China’s government has announced it will allow married couples to have up to three children because of the dramatic decline in births.
The decision by the Communist Party to ease the two-child limit comes after recent data showed China’s fertility rate stands at 1.3 – below the level needed to maintain a stable population.
But the policy change may not be enough to encourage more births and avert a population crisis in the world’s most populous country.
Commerzbank senior economist Hao Zhou said the high cost of raising children in Chinese cities is a challenge that has prevented many couples from having more kids.
“If relaxing the birth policy was effective, the current two-child policy should have proven to be effective too,” he told Reuters.

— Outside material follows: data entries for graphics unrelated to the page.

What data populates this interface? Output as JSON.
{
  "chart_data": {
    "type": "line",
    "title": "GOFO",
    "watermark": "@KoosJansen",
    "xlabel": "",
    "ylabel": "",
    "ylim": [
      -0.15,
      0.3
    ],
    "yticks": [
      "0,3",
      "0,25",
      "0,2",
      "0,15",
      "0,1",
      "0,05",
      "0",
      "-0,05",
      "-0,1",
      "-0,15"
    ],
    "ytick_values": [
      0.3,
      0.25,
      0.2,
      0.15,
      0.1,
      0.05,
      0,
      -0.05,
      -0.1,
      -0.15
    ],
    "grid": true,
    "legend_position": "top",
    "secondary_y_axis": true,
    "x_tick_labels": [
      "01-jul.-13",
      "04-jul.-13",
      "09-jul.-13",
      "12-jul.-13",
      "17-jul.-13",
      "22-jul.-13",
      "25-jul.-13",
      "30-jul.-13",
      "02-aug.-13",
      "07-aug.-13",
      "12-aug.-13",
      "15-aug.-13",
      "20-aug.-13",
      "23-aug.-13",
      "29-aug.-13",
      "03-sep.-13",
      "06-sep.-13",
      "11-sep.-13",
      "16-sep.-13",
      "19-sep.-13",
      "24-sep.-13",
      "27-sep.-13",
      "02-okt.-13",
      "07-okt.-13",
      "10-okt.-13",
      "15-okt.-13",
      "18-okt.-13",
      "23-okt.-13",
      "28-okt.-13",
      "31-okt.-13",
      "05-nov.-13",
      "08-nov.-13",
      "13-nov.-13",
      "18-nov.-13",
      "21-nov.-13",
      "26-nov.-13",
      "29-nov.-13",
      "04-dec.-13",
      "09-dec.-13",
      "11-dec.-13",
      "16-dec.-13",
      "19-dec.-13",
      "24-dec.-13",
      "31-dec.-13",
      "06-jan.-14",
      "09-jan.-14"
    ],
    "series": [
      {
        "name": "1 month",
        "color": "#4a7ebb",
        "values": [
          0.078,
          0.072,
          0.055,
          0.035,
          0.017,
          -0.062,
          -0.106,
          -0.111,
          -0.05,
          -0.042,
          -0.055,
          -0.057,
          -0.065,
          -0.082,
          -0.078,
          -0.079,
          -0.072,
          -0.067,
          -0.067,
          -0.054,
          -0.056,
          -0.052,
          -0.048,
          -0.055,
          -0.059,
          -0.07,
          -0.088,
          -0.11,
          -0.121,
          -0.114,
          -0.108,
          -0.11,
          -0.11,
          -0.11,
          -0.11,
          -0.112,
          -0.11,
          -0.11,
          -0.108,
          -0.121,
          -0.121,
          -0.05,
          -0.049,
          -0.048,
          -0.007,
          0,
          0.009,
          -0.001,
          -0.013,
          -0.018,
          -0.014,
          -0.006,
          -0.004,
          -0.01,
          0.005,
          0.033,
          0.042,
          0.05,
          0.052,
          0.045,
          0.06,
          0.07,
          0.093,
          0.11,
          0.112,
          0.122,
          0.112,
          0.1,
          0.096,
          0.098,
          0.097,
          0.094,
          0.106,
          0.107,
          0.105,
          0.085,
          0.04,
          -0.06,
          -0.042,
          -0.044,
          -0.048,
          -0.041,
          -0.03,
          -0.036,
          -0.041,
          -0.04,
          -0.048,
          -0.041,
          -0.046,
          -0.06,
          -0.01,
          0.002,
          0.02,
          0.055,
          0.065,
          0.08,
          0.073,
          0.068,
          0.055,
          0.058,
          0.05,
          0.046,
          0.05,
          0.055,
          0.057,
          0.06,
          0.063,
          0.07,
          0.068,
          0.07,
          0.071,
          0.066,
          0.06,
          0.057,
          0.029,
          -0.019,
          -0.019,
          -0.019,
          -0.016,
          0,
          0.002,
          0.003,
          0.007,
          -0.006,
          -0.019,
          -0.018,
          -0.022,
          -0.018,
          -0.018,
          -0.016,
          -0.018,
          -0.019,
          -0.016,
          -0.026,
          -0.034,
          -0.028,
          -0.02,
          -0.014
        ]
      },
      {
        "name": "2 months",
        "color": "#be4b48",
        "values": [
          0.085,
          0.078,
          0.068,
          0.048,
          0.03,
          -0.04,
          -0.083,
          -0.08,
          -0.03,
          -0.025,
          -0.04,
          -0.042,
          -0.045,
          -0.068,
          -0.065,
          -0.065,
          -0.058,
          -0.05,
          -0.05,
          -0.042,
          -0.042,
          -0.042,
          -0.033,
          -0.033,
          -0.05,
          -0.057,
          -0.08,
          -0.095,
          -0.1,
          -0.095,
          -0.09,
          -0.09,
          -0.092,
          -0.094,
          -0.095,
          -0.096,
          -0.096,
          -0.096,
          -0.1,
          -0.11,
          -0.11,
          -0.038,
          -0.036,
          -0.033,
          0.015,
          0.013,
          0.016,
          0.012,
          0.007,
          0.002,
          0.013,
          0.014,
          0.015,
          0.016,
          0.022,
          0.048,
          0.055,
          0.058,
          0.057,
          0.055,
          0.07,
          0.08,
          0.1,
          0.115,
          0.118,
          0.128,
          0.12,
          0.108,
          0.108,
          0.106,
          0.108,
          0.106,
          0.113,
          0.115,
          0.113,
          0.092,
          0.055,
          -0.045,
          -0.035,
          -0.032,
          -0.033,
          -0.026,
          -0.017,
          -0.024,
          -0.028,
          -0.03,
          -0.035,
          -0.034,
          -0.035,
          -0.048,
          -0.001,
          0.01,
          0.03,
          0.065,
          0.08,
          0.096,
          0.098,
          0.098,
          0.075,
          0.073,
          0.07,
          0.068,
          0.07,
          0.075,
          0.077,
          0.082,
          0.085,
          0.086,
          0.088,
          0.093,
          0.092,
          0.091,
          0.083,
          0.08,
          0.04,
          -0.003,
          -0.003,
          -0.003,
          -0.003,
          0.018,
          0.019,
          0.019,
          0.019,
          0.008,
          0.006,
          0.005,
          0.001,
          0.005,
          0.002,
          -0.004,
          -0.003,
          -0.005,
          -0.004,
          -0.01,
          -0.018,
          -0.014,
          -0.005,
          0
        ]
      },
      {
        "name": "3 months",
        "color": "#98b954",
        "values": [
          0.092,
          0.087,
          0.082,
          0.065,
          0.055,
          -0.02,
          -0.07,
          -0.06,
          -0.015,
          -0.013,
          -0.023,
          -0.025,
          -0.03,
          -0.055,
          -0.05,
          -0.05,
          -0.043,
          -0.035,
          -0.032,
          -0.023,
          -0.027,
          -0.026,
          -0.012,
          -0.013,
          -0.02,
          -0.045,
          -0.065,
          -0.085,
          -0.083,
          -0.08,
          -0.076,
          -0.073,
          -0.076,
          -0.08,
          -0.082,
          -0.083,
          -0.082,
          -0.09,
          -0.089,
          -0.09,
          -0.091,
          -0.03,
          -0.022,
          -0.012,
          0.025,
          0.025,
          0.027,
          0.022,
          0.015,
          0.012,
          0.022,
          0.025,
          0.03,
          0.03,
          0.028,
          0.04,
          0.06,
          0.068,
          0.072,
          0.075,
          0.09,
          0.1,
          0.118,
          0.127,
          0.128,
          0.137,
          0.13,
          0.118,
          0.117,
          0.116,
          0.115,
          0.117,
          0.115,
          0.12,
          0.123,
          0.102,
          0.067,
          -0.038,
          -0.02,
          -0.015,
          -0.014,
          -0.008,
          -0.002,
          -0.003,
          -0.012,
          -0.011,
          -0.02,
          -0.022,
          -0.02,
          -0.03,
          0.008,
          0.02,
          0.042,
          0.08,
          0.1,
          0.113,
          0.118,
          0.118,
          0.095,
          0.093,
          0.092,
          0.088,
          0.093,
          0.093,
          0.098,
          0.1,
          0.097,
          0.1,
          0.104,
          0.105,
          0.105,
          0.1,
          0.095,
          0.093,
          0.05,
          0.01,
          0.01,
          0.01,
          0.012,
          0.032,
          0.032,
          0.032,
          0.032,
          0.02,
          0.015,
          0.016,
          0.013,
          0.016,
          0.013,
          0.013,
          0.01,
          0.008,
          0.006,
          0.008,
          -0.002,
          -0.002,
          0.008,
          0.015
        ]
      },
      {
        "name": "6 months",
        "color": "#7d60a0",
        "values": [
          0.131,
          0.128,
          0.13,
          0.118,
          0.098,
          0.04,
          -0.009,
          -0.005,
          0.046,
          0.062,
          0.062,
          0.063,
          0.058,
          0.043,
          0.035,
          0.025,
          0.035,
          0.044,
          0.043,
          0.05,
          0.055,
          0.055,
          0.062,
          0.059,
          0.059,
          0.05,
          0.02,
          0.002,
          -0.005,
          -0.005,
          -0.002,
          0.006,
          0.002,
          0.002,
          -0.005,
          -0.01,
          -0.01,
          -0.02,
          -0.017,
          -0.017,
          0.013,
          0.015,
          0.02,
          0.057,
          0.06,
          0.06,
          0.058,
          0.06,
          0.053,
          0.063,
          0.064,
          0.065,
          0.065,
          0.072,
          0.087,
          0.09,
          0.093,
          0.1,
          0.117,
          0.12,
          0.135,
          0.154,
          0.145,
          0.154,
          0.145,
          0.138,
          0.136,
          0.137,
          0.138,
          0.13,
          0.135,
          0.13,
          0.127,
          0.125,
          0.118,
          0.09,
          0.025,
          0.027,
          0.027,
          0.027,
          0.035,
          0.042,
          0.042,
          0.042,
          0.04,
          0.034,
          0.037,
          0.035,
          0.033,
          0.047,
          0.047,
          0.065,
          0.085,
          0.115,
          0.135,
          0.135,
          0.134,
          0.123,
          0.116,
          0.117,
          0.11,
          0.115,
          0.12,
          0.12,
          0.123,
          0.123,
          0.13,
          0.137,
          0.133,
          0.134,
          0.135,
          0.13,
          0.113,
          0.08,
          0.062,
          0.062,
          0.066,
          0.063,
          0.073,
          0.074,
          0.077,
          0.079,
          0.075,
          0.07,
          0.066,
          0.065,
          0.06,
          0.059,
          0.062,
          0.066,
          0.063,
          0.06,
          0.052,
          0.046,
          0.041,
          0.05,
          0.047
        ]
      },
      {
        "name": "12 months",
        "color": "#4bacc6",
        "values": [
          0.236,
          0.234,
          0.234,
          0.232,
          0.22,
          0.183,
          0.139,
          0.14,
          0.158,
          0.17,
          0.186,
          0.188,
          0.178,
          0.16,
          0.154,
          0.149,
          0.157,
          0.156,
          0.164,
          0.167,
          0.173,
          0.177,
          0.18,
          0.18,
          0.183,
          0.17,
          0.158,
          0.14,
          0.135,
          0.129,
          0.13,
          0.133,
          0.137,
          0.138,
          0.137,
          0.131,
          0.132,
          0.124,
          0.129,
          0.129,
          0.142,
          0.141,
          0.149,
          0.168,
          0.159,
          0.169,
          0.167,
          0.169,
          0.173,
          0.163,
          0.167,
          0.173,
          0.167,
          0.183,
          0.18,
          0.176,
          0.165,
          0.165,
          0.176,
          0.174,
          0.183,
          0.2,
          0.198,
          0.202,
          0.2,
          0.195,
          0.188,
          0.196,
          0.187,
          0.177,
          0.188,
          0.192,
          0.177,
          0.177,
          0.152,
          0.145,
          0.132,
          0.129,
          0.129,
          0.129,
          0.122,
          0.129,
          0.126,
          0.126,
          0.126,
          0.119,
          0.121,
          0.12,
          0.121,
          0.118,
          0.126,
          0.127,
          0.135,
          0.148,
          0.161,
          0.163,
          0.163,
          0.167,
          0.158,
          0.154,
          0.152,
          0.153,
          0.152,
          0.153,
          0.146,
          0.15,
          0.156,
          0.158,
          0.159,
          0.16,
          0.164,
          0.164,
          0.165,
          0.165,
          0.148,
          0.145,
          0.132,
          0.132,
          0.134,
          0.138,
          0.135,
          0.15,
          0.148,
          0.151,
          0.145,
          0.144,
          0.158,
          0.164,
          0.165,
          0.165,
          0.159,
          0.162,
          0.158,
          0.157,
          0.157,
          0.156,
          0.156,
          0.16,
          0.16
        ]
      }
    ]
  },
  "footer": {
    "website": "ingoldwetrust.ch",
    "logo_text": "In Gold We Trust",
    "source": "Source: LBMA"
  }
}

“But who wants to have three kids? Young people could have two kids at most. The fundamental issue is living costs are too high and life pressures are too huge.”
The policy change will come with “supportive measures, which will be conducive to improving our country’s population structure”, the official Xinhua news agency said following a meeting chaired by President Xi Jinping.
Among those measures, China will lower educational costs for families, step up tax and housing support, guarantee the legal interests of working women and clamp down on “sky-high” dowries, it said, without giving specifics.
Giving couples the green light to have up to three kids may not be enough to convince them to increase their family. Photo: Getty
It would also look to educate young people “on marriage and love”.
Beijing scrapped its decades-old one-child policy in 2016, replacing it with a two-child limit to try and stave off risks to its economy from a rapidly ageing population.
But that failed to result in a sustained surge in births.
In early May, a once-in-a-decade census showed that China’s population grew at its slowest rate during the last decade since the 1950s, to 1.41 billion.
This fuelled concerns that the country would grow old before it gets wealthy as well as criticism that it had waited too long to address declining births.
Zhang Xinyu, a 30-year-old mother of one from Zhengzhou, the capital of Henan province, said the problem was that women bore most of the responsibility for raising children.
“If men could do more to raise the child, or if families could give more consideration for women who had just had children, actually a lot of women would be able to have a second child,” she told Reuters.
“But thinking of the big picture, realistically, I don’t want to have a second child. And a third is even more impossible.”
Human rights group Amnesty International said China’s new three-child policy still violates the sexual and reproductive rights of its people.
“Governments have no business regulating how many children people have,” the group’s China team head, Joshua Rosenzweig, told the BBC.
“Rather than ‘optimising’ its birth policy, China should instead respect people’s life choices and end any invasive and punitive controls over people’s family planning decisions.”